The bill, cosponsored by Senator Barbara Boxer, is markedly different from a GOP-sponsored bill approved in the House earlier this year. Endorsed largely along partisan lines, it would gut key provisions of the Endangered Species Act so that more water could be diverted from the Sacramento-San Joaquin Delta, an estuary already in ecological peril.
What the two bills share is federal funding for new water storage projects, so there is a possibility for compromise with the Republicans.
While the $1.3 billion offered in Feinstein’s bill sounds like a big number, it won’t build much. For instance, it sets aside $50 million over five years for desalination projects and $600 million for five new reservoir projects already identified in prior studies. In comparison:
San Diego County’s desalination project in Carlsbad, to be completed this year by Poseidon Water, carries an estimated price tag of $1 billion.* The Sites Reservoir proposal in Colusa County is estimated to cost nearly $4 billion.
Feinstein told the L.A. Times she expects the bill to get a first hearing in September.
“This is the hardest area from which to legislate,” she said. “You see the devil if you do. You see the devil if you don’t. It’s just very hard. We’ve tried to balance this.”
In related news, the U.S. Bureau of Reclamation on Wednesday transmitted to Congress its final report on the feasibility of increasing the height of Shasta Dam to store more water. That’s one of the projects that could be funded by Feinstein’s bill.
The San Francisco Chronicle offers this look at how the House and Senate bills compare.
Salmon Numbers Plunge in Yuba River
So far this year, only 42 returning spring-run Chinook salmon have been counted in the Yuba River during June and July. That’s down from more than 600 during the same period last year.
The decline is not unexpected due to the severity of California’s four-year drought. Yet it’s troubling for two important reasons: Spring-run Chinook are an endangered species; and they are a crucial population of wild-spawning salmon, which are considered more resilient ecologically than hatchery-raised fish.
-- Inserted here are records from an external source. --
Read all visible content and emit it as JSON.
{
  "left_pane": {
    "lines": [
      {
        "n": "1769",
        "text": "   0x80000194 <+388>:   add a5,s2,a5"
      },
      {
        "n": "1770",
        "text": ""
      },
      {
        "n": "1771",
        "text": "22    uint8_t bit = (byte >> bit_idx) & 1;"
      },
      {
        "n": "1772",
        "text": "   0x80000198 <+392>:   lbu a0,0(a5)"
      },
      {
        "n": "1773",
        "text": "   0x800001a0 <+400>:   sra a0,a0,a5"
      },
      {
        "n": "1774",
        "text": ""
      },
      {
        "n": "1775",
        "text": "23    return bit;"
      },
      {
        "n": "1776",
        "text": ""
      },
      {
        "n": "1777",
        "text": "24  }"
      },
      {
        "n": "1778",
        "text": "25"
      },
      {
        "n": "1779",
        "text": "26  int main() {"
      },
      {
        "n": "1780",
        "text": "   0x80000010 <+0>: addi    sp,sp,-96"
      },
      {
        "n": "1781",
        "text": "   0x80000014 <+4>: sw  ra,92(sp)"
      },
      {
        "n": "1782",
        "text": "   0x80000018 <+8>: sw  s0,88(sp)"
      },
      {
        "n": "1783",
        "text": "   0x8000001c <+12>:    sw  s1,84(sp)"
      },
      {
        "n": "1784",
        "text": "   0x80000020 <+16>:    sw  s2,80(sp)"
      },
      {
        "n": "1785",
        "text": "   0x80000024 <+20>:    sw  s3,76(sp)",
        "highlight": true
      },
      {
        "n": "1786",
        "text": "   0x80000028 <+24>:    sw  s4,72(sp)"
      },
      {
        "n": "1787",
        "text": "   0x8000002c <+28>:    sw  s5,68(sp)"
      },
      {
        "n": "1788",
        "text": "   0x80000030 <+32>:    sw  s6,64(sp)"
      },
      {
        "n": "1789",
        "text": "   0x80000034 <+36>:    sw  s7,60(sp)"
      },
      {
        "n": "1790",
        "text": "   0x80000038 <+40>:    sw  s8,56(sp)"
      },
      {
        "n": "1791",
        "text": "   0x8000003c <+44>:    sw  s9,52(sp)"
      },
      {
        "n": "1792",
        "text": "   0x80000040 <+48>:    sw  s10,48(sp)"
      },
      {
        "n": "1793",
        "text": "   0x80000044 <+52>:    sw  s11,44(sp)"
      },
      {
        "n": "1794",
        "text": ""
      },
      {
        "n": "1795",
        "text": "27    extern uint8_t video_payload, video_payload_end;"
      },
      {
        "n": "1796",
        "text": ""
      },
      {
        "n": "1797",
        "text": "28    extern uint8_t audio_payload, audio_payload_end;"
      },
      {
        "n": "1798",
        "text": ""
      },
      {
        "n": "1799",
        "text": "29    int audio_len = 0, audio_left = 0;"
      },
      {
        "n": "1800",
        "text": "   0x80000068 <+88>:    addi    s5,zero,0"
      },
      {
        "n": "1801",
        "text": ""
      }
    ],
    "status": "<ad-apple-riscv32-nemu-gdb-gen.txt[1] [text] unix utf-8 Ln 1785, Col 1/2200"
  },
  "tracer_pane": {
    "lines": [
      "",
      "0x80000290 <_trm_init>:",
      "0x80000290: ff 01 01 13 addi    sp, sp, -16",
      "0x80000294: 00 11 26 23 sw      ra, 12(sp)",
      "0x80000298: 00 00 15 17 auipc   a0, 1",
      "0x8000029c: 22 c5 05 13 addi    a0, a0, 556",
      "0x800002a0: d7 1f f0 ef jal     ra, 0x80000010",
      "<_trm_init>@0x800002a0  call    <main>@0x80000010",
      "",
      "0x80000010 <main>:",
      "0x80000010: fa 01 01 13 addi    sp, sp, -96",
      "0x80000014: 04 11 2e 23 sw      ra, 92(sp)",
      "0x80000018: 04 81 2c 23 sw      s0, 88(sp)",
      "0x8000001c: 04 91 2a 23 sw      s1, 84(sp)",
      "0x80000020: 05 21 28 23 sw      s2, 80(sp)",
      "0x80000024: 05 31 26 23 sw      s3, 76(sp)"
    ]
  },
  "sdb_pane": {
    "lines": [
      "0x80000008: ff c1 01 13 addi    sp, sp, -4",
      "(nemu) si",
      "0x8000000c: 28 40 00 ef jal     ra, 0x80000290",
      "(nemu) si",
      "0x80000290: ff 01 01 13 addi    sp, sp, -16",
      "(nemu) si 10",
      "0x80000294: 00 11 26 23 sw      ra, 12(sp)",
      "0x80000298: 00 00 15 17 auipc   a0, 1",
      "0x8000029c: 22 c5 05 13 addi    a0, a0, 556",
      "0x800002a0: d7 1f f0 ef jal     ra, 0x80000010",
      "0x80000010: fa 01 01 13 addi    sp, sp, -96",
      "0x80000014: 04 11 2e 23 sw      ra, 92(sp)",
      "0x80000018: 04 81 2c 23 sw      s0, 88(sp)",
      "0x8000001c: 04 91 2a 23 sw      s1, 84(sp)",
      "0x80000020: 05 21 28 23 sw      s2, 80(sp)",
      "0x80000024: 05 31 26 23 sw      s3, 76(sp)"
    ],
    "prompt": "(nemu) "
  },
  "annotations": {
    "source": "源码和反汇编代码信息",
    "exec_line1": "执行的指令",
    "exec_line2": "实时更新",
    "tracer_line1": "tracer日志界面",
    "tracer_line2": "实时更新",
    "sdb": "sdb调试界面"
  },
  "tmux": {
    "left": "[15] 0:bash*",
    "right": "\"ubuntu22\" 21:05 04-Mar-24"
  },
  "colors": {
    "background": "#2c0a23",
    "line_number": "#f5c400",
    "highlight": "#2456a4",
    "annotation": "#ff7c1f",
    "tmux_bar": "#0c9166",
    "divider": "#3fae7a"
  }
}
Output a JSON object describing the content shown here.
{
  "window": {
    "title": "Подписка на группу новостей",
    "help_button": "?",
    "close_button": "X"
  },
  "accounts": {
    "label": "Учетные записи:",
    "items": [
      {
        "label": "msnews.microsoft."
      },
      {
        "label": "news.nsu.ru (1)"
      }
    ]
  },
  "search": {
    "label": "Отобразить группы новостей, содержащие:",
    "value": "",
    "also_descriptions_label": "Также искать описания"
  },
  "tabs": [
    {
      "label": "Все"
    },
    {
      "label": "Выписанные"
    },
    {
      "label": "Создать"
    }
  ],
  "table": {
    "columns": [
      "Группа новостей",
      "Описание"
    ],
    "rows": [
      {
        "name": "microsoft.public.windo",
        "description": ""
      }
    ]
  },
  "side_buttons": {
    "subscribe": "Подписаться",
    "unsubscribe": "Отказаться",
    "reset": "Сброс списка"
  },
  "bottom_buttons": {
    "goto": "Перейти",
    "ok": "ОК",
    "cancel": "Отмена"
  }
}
Hatchery-raised fish compose the vast majority of California’s salmon, a result of dams that block most of their natural habitat.
“It’s particularly alarming to see these low levels in the Yuba River,” said Gary Reedy, river science director at the South Yuba River Citizens League.
Wild salmon numbers are also down sharply on the Salmon and Trinity rivers.
Hunting for More Water
A number of communities are cooking up deals to secure more water through open-market sales and transfers. Here’s a quick roundup:
- The Turlock Irrigation District gave final approval to selling Tuolumne River water to the cities of Turlock, Ceres and Modesto.
- The Tehachapi-Cummings County Water District has signed an agreement to purchase a portion of Kern River water rights from Kern County.
- The city of Solvang is exploring a partnership with the Central Coast Water Authority.